Ce qui nous amène à la pièce maîtresse du recueil, la
novella « Coquillage », publiée une première fois sous forme de roman
en 1986 aux éditions de la Pleine Lune. Esther Rochon met en scène des
personnages forts, en premier lieu Thrassl et le monstre-nautile, qui deviendra
pendant des années son amant. Fasciné par ce coquillage grand comme une maison,
au fond duquel des tentacules lui prodiguent de troublantes caresses, Thrassl
finira par déménager dans le nautile. Rapidement, il se révèle dépendant des
attouchements de cette créature marine qui, en le satisfaisant, lui donne sans
cesse plus faim d’elle (et, en exacerbant ses réactions charnelles, provoque
chez lui le puissant désir de se libérer une fois pour toutes des chaînes de la
corporalité). Cette relation de dépendance s’aggrave au fur et à mesure que
l’insatiable faim de Thrassl croît, le rendant énorme, à l’instar de Lame des Chroniques
infernales. L’homme se met ainsi, en quelque sorte, à ressembler à l’objet
de son affection, son obsession envers le mollusque étant freinée un temps par « l’amour »
de Xunmil, jeune femme attirée et dégoûtée par le corps monstrueux de Thrassl.

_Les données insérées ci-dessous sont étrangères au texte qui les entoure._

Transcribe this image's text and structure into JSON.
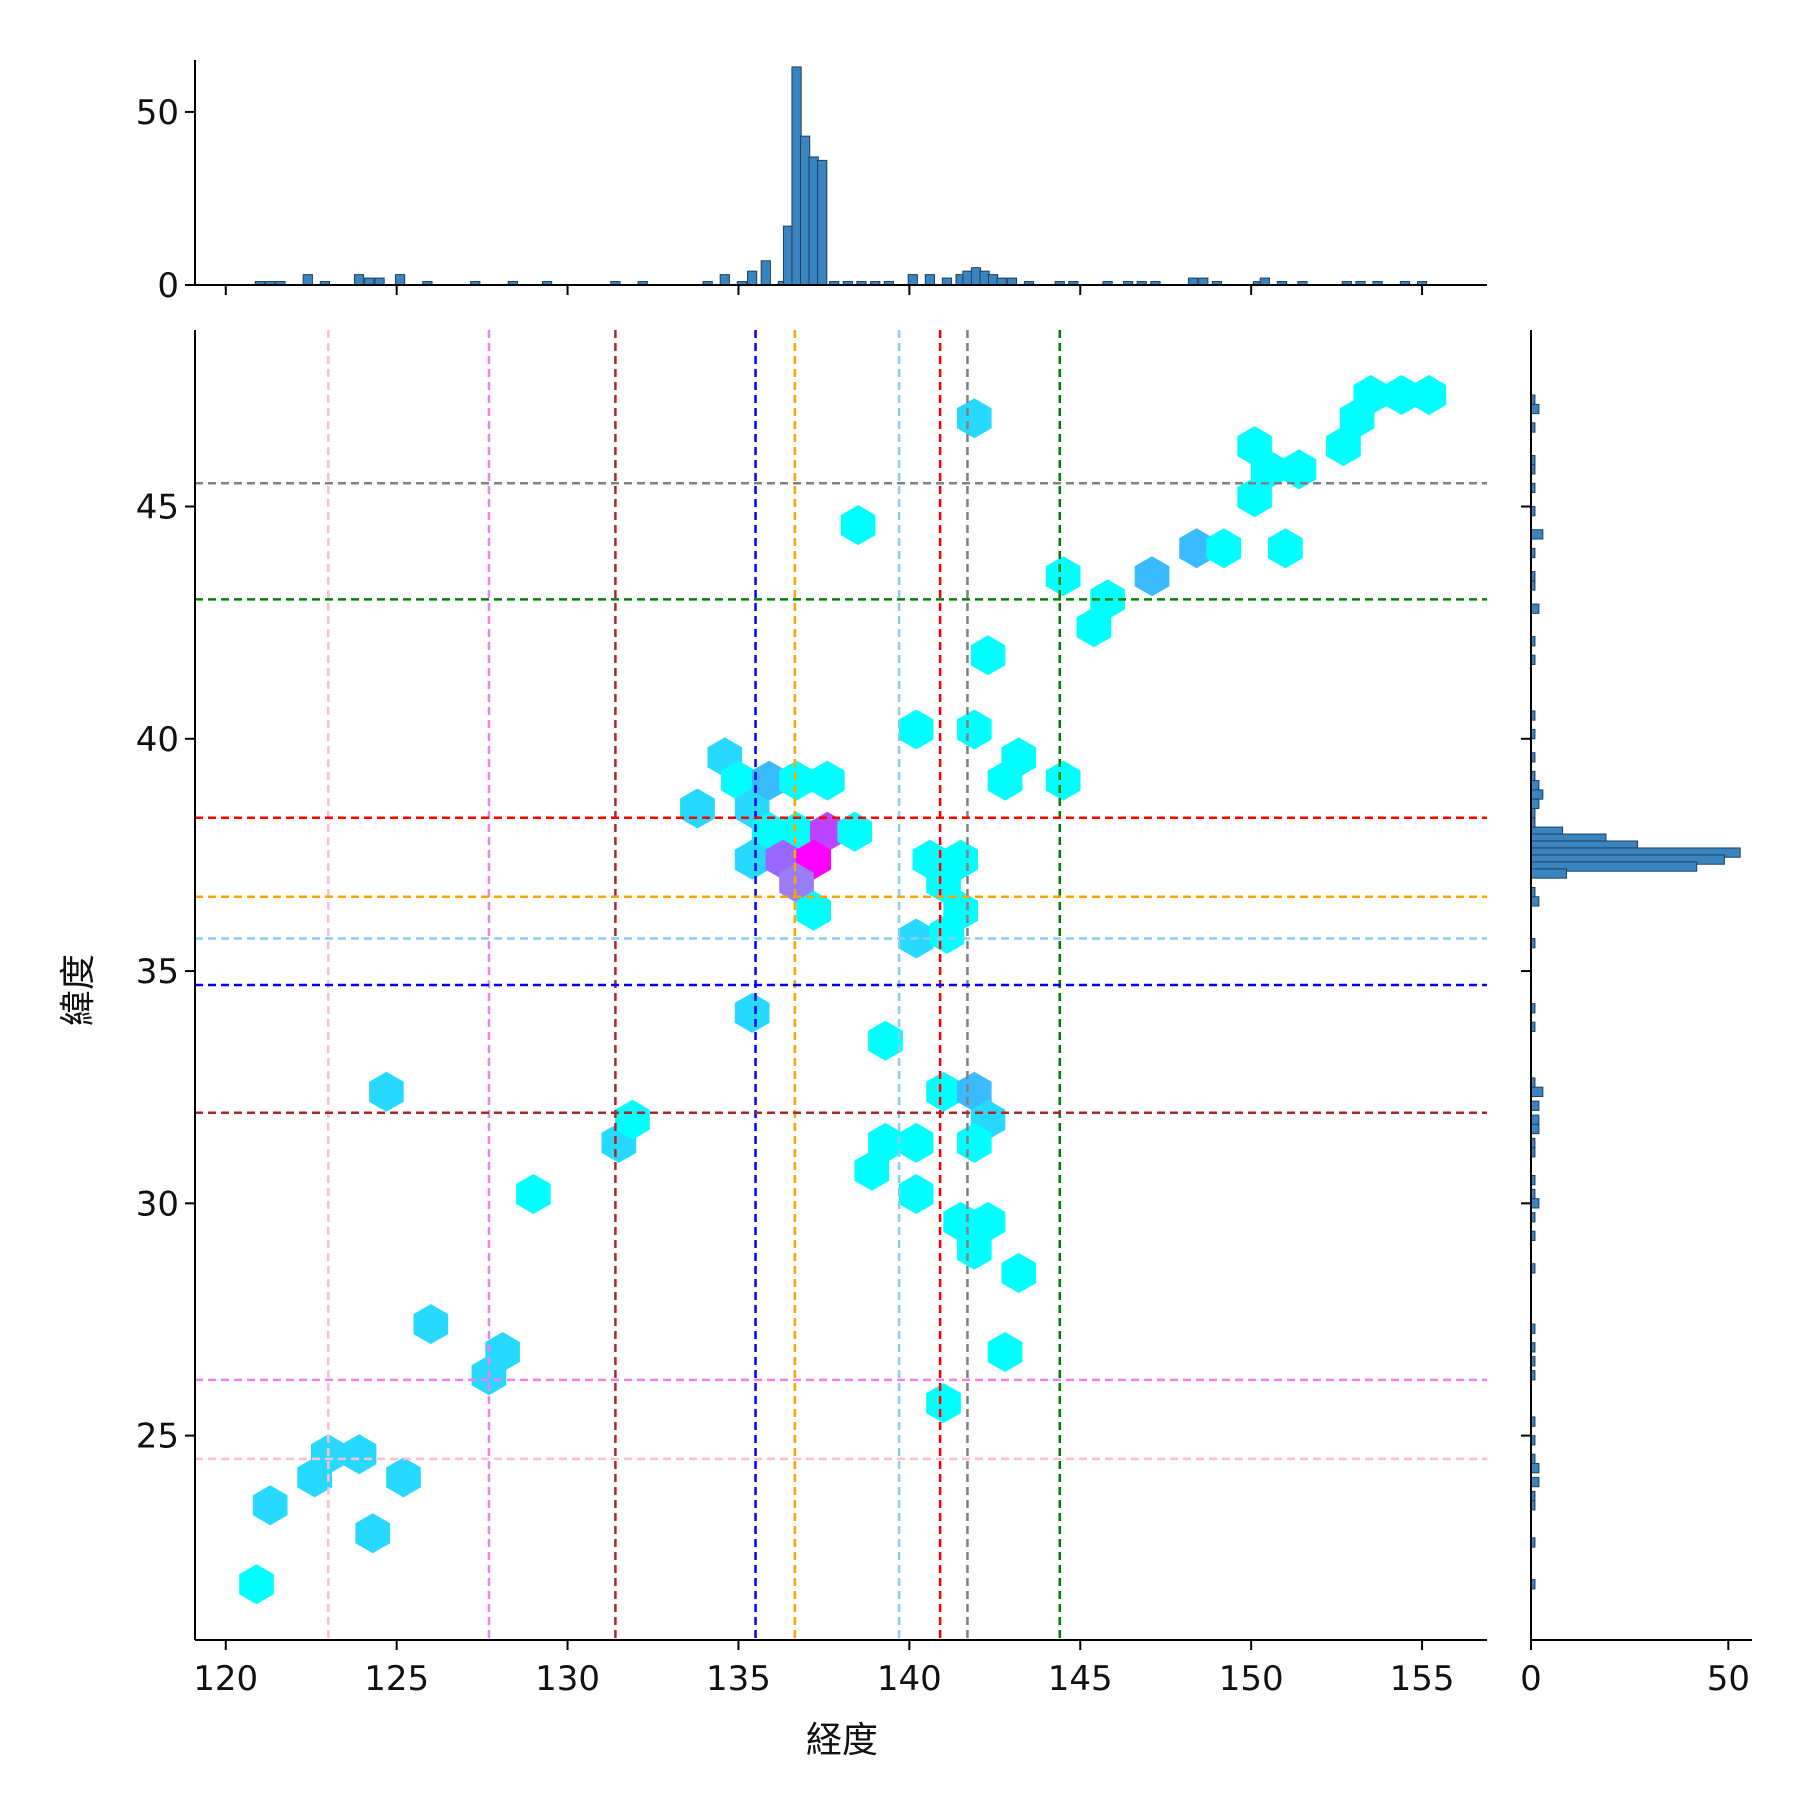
{
  "chart_data": {
    "type": "hexbin",
    "xlabel": "経度",
    "ylabel": "緯度",
    "xlim": [
      119.1,
      156.9
    ],
    "ylim": [
      20.6,
      48.8
    ],
    "xticks": [
      120,
      125,
      130,
      135,
      140,
      145,
      150,
      155
    ],
    "yticks": [
      25,
      30,
      35,
      40,
      45
    ],
    "top_hist_ticks": [
      0,
      50
    ],
    "top_hist_ylim": [
      0,
      65
    ],
    "right_hist_ticks": [
      0,
      50
    ],
    "right_hist_xlim": [
      0,
      56
    ],
    "colors": {
      "hist": "#3a85c0",
      "hist_edge": "#1f3f5c",
      "axis": "#000000"
    },
    "vlines": [
      {
        "x": 123.0,
        "color": "#ffc0cb"
      },
      {
        "x": 127.7,
        "color": "#ee82ee"
      },
      {
        "x": 131.4,
        "color": "#a52a2a"
      },
      {
        "x": 135.5,
        "color": "#0000ff"
      },
      {
        "x": 136.65,
        "color": "#ffa500"
      },
      {
        "x": 139.7,
        "color": "#87ceeb"
      },
      {
        "x": 140.9,
        "color": "#ff0000"
      },
      {
        "x": 141.7,
        "color": "#808080"
      },
      {
        "x": 144.4,
        "color": "#008000"
      }
    ],
    "hlines": [
      {
        "y": 24.5,
        "color": "#ffc0cb"
      },
      {
        "y": 26.2,
        "color": "#ee82ee"
      },
      {
        "y": 31.95,
        "color": "#a52a2a"
      },
      {
        "y": 34.7,
        "color": "#0000ff"
      },
      {
        "y": 35.7,
        "color": "#87ceeb"
      },
      {
        "y": 36.6,
        "color": "#ffa500"
      },
      {
        "y": 38.3,
        "color": "#ff0000"
      },
      {
        "y": 43.0,
        "color": "#008000"
      },
      {
        "y": 45.5,
        "color": "#808080"
      }
    ],
    "hexbins": [
      {
        "x": 120.9,
        "y": 21.8,
        "color": "#00ffff"
      },
      {
        "x": 121.3,
        "y": 23.5,
        "color": "#27d8ff"
      },
      {
        "x": 122.6,
        "y": 24.1,
        "color": "#27d8ff"
      },
      {
        "x": 123.0,
        "y": 24.6,
        "color": "#27d8ff"
      },
      {
        "x": 123.9,
        "y": 24.6,
        "color": "#27d8ff"
      },
      {
        "x": 124.3,
        "y": 22.9,
        "color": "#27d8ff"
      },
      {
        "x": 125.2,
        "y": 24.1,
        "color": "#27d8ff"
      },
      {
        "x": 124.7,
        "y": 32.4,
        "color": "#27d8ff"
      },
      {
        "x": 126.0,
        "y": 27.4,
        "color": "#27d8ff"
      },
      {
        "x": 127.7,
        "y": 26.3,
        "color": "#27d8ff"
      },
      {
        "x": 128.1,
        "y": 26.8,
        "color": "#27d8ff"
      },
      {
        "x": 129.0,
        "y": 30.2,
        "color": "#00ffff"
      },
      {
        "x": 131.5,
        "y": 31.3,
        "color": "#27d8ff"
      },
      {
        "x": 131.9,
        "y": 31.8,
        "color": "#00ffff"
      },
      {
        "x": 133.8,
        "y": 38.5,
        "color": "#27d8ff"
      },
      {
        "x": 134.6,
        "y": 39.6,
        "color": "#27d8ff"
      },
      {
        "x": 135.0,
        "y": 39.1,
        "color": "#00ffff"
      },
      {
        "x": 135.4,
        "y": 38.5,
        "color": "#27d8ff"
      },
      {
        "x": 135.9,
        "y": 39.1,
        "color": "#3bbbff"
      },
      {
        "x": 135.9,
        "y": 38.0,
        "color": "#00ffff"
      },
      {
        "x": 135.4,
        "y": 37.4,
        "color": "#27d8ff"
      },
      {
        "x": 136.7,
        "y": 39.1,
        "color": "#00ffff"
      },
      {
        "x": 137.6,
        "y": 39.1,
        "color": "#00ffff"
      },
      {
        "x": 136.7,
        "y": 38.0,
        "color": "#00ffff"
      },
      {
        "x": 137.6,
        "y": 38.0,
        "color": "#bb44ff"
      },
      {
        "x": 138.4,
        "y": 38.0,
        "color": "#00ffff"
      },
      {
        "x": 136.3,
        "y": 37.4,
        "color": "#9966ff"
      },
      {
        "x": 137.2,
        "y": 37.4,
        "color": "#ff00ff"
      },
      {
        "x": 136.7,
        "y": 36.9,
        "color": "#9b7cf7"
      },
      {
        "x": 137.2,
        "y": 36.3,
        "color": "#00ffff"
      },
      {
        "x": 138.5,
        "y": 44.6,
        "color": "#00ffff"
      },
      {
        "x": 135.4,
        "y": 34.1,
        "color": "#27d8ff"
      },
      {
        "x": 139.3,
        "y": 33.5,
        "color": "#00ffff"
      },
      {
        "x": 138.9,
        "y": 30.7,
        "color": "#00ffff"
      },
      {
        "x": 139.3,
        "y": 31.3,
        "color": "#00ffff"
      },
      {
        "x": 140.2,
        "y": 31.3,
        "color": "#00ffff"
      },
      {
        "x": 140.2,
        "y": 30.2,
        "color": "#00ffff"
      },
      {
        "x": 140.2,
        "y": 35.7,
        "color": "#27d8ff"
      },
      {
        "x": 140.2,
        "y": 40.2,
        "color": "#00ffff"
      },
      {
        "x": 140.6,
        "y": 37.4,
        "color": "#00ffff"
      },
      {
        "x": 141.0,
        "y": 36.9,
        "color": "#00ffff"
      },
      {
        "x": 141.5,
        "y": 37.4,
        "color": "#00ffff"
      },
      {
        "x": 141.1,
        "y": 35.8,
        "color": "#00ffff"
      },
      {
        "x": 141.5,
        "y": 36.3,
        "color": "#00ffff"
      },
      {
        "x": 141.0,
        "y": 32.4,
        "color": "#00ffff"
      },
      {
        "x": 141.9,
        "y": 32.4,
        "color": "#3bbbff"
      },
      {
        "x": 142.3,
        "y": 31.8,
        "color": "#27d8ff"
      },
      {
        "x": 141.9,
        "y": 31.3,
        "color": "#00ffff"
      },
      {
        "x": 141.5,
        "y": 29.6,
        "color": "#00ffff"
      },
      {
        "x": 142.3,
        "y": 29.6,
        "color": "#00ffff"
      },
      {
        "x": 141.9,
        "y": 29.0,
        "color": "#00ffff"
      },
      {
        "x": 143.2,
        "y": 28.5,
        "color": "#00ffff"
      },
      {
        "x": 142.8,
        "y": 26.8,
        "color": "#00ffff"
      },
      {
        "x": 141.0,
        "y": 25.7,
        "color": "#00ffff"
      },
      {
        "x": 141.9,
        "y": 40.2,
        "color": "#00ffff"
      },
      {
        "x": 143.2,
        "y": 39.6,
        "color": "#00ffff"
      },
      {
        "x": 142.8,
        "y": 39.1,
        "color": "#00ffff"
      },
      {
        "x": 144.5,
        "y": 39.1,
        "color": "#00ffff"
      },
      {
        "x": 142.3,
        "y": 41.8,
        "color": "#00ffff"
      },
      {
        "x": 141.9,
        "y": 46.9,
        "color": "#27d8ff"
      },
      {
        "x": 144.5,
        "y": 43.5,
        "color": "#00ffff"
      },
      {
        "x": 145.4,
        "y": 42.4,
        "color": "#00ffff"
      },
      {
        "x": 145.8,
        "y": 43.0,
        "color": "#00ffff"
      },
      {
        "x": 147.1,
        "y": 43.5,
        "color": "#3bbbff"
      },
      {
        "x": 148.4,
        "y": 44.1,
        "color": "#3bbbff"
      },
      {
        "x": 149.2,
        "y": 44.1,
        "color": "#00ffff"
      },
      {
        "x": 150.1,
        "y": 45.2,
        "color": "#00ffff"
      },
      {
        "x": 150.1,
        "y": 46.3,
        "color": "#00ffff"
      },
      {
        "x": 150.5,
        "y": 45.8,
        "color": "#00ffff"
      },
      {
        "x": 151.4,
        "y": 45.8,
        "color": "#00ffff"
      },
      {
        "x": 151.0,
        "y": 44.1,
        "color": "#00ffff"
      },
      {
        "x": 152.7,
        "y": 46.3,
        "color": "#00ffff"
      },
      {
        "x": 153.1,
        "y": 46.9,
        "color": "#00ffff"
      },
      {
        "x": 153.5,
        "y": 47.4,
        "color": "#00ffff"
      },
      {
        "x": 154.4,
        "y": 47.4,
        "color": "#00ffff"
      },
      {
        "x": 155.2,
        "y": 47.4,
        "color": "#00ffff"
      }
    ],
    "top_histogram": {
      "bin_width": 0.27,
      "bins": [
        [
          121.0,
          1
        ],
        [
          121.3,
          1
        ],
        [
          121.6,
          1
        ],
        [
          122.4,
          3
        ],
        [
          122.9,
          1
        ],
        [
          123.9,
          3
        ],
        [
          124.2,
          2
        ],
        [
          124.5,
          2
        ],
        [
          125.1,
          3
        ],
        [
          125.9,
          1
        ],
        [
          127.3,
          1
        ],
        [
          128.4,
          1
        ],
        [
          129.4,
          1
        ],
        [
          131.4,
          1
        ],
        [
          132.2,
          1
        ],
        [
          134.1,
          1
        ],
        [
          134.6,
          3
        ],
        [
          135.1,
          1
        ],
        [
          135.4,
          4
        ],
        [
          135.8,
          7
        ],
        [
          136.3,
          1
        ],
        [
          136.6,
          1
        ],
        [
          136.45,
          17
        ],
        [
          136.7,
          63
        ],
        [
          136.95,
          43
        ],
        [
          137.2,
          37
        ],
        [
          137.45,
          36
        ],
        [
          137.8,
          1
        ],
        [
          138.2,
          1
        ],
        [
          138.6,
          1
        ],
        [
          139.0,
          1
        ],
        [
          139.4,
          1
        ],
        [
          140.1,
          3
        ],
        [
          140.6,
          3
        ],
        [
          141.1,
          2
        ],
        [
          141.5,
          3
        ],
        [
          141.7,
          4
        ],
        [
          141.95,
          5
        ],
        [
          142.2,
          4
        ],
        [
          142.45,
          3
        ],
        [
          142.7,
          2
        ],
        [
          143.0,
          2
        ],
        [
          143.5,
          1
        ],
        [
          144.4,
          1
        ],
        [
          144.8,
          1
        ],
        [
          145.8,
          1
        ],
        [
          146.4,
          1
        ],
        [
          146.8,
          1
        ],
        [
          147.2,
          1
        ],
        [
          148.3,
          2
        ],
        [
          148.6,
          2
        ],
        [
          149.0,
          1
        ],
        [
          150.2,
          1
        ],
        [
          150.4,
          2
        ],
        [
          150.9,
          1
        ],
        [
          151.5,
          1
        ],
        [
          152.8,
          1
        ],
        [
          153.2,
          1
        ],
        [
          153.7,
          1
        ],
        [
          154.5,
          1
        ],
        [
          155.0,
          1
        ]
      ]
    },
    "right_histogram": {
      "bin_width": 0.2,
      "bins": [
        [
          47.3,
          1
        ],
        [
          47.1,
          2
        ],
        [
          46.7,
          1
        ],
        [
          46.0,
          1
        ],
        [
          45.8,
          1
        ],
        [
          45.4,
          1
        ],
        [
          44.9,
          1
        ],
        [
          44.4,
          3
        ],
        [
          44.0,
          1
        ],
        [
          43.5,
          1
        ],
        [
          43.3,
          1
        ],
        [
          42.8,
          2
        ],
        [
          42.1,
          1
        ],
        [
          41.7,
          1
        ],
        [
          40.5,
          1
        ],
        [
          40.1,
          1
        ],
        [
          39.6,
          1
        ],
        [
          39.2,
          1
        ],
        [
          39.0,
          2
        ],
        [
          38.8,
          3
        ],
        [
          38.6,
          2
        ],
        [
          38.4,
          1
        ],
        [
          38.2,
          1
        ],
        [
          38.0,
          8
        ],
        [
          37.85,
          19
        ],
        [
          37.7,
          27
        ],
        [
          37.55,
          53
        ],
        [
          37.4,
          49
        ],
        [
          37.25,
          42
        ],
        [
          37.1,
          9
        ],
        [
          36.7,
          1
        ],
        [
          36.5,
          2
        ],
        [
          35.6,
          1
        ],
        [
          34.2,
          1
        ],
        [
          33.8,
          1
        ],
        [
          32.6,
          1
        ],
        [
          32.4,
          3
        ],
        [
          32.1,
          2
        ],
        [
          31.8,
          2
        ],
        [
          31.6,
          2
        ],
        [
          31.3,
          1
        ],
        [
          31.1,
          1
        ],
        [
          30.5,
          1
        ],
        [
          30.2,
          1
        ],
        [
          30.0,
          2
        ],
        [
          29.7,
          1
        ],
        [
          29.3,
          1
        ],
        [
          28.6,
          1
        ],
        [
          27.3,
          1
        ],
        [
          26.9,
          1
        ],
        [
          26.6,
          1
        ],
        [
          26.3,
          1
        ],
        [
          25.3,
          1
        ],
        [
          24.9,
          1
        ],
        [
          24.5,
          1
        ],
        [
          24.3,
          2
        ],
        [
          24.0,
          2
        ],
        [
          23.7,
          1
        ],
        [
          23.5,
          1
        ],
        [
          22.7,
          1
        ],
        [
          21.8,
          1
        ]
      ]
    }
  }
}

Avec « Coquillage », Esther Rochon nous propose un
roman fantastique et érotique surprenant, à l’audace et à l’inventivité
certaines. Cette histoire atteint les fondements inconfortables de l’être, met
au premier plan les désirs inassouvis qui, un jour ou l’autre, nous habitent
(et peuvent nous dévorer, tels des « fantômes affamés »). À l’image
de La splendeur des monstres, cette novella montre (la racine
étymologique de « monstre » n’étant pas par hasard
« montrer ») beaucoup, beaucoup d’amour pour la différence.
Et ça, il est fondamental de le saluer.
- Cette critique est parue précédemment dans le numéro 43 de Brins d'éternité.